Sichuang Fan is an educator, researcher, and designer focused on how learning can become more meaningful through curriculum design, making, and sustained participation.
Currently pursuing an MA in Curriculum Studies at Western University, Sichuang Fan works across game-based learning, game making for learning, systems thinking, and the relationship between artificial intelligence and educational design. The central question running through this work is simple but demanding: how can we design learning environments that are theoretically grounded while still inviting genuine engagement, participation, and understanding?
Across schools, education organizations, and curriculum development teams, Sichuang has worked on competency frameworks, information literacy curricula, project-based learning support, and gamification-related teaching and training. Those experiences made one conviction clearer over time: strong educational design is not just a matter of explaining content well, but of creating conditions where learners can act, make, test, collaborate, and construct meaning through experience.
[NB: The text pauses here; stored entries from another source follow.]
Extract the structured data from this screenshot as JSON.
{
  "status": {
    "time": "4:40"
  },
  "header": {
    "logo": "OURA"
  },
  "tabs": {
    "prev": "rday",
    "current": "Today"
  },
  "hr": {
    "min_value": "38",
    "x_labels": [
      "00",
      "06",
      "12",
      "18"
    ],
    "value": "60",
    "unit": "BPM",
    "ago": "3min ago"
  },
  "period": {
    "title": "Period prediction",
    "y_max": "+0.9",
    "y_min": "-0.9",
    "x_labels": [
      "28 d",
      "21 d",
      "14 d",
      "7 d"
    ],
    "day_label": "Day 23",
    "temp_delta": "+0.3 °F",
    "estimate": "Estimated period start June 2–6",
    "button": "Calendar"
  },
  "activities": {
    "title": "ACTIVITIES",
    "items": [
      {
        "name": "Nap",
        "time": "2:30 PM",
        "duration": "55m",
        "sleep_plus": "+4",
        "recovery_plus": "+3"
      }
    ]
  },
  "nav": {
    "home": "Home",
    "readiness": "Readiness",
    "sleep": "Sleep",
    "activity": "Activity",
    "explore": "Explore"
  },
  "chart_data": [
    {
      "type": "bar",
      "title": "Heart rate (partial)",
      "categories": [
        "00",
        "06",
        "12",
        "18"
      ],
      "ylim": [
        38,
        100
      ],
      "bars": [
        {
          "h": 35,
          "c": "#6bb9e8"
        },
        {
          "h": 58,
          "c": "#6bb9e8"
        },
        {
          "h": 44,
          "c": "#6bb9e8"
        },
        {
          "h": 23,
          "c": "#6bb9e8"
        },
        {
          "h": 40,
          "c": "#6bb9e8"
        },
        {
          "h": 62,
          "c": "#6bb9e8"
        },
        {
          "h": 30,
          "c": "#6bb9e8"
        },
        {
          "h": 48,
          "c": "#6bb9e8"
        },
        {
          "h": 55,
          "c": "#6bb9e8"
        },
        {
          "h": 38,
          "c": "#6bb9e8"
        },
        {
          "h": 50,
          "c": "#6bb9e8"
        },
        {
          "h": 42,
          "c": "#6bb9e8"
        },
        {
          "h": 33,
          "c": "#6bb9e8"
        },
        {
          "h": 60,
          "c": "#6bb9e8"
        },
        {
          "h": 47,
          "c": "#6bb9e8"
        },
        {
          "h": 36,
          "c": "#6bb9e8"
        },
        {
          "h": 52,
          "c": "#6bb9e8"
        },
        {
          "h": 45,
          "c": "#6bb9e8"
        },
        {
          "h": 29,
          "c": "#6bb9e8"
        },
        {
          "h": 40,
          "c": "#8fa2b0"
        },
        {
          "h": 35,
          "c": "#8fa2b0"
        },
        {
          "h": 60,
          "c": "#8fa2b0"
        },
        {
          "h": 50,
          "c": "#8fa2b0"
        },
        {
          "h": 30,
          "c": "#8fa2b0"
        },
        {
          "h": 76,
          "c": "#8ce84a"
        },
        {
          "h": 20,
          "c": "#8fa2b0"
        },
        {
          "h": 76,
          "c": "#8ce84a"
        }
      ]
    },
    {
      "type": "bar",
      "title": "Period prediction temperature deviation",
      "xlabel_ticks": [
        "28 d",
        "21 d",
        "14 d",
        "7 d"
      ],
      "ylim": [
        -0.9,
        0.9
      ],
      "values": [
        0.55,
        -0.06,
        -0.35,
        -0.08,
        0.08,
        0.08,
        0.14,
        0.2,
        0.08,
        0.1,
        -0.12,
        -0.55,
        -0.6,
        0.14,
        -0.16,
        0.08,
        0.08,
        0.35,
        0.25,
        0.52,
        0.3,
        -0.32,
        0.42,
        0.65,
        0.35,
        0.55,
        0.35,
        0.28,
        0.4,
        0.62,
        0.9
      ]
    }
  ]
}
Current practice connects research and implementation rather than separating them. On the academic side, that means taking learning environments, motivation, and curriculum design seriously as research problems. In applied settings, it means shaping courses, activities, and learning experiences that can actually be used, tested, and iterated in real educational contexts.
Learning is approached as a process of making meaning through exploration, expression, collaboration, and reflection rather than as passive reception of finished knowledge.
Game making matters because it places learners in the role of designers. They must organize rules, systems, goals, feedback, and experience, making thinking visible through creation and revision.
The aim is to design learning environments that respect learner agency, make process and feedback discussable, and carry strong theoretical grounding into real educational use.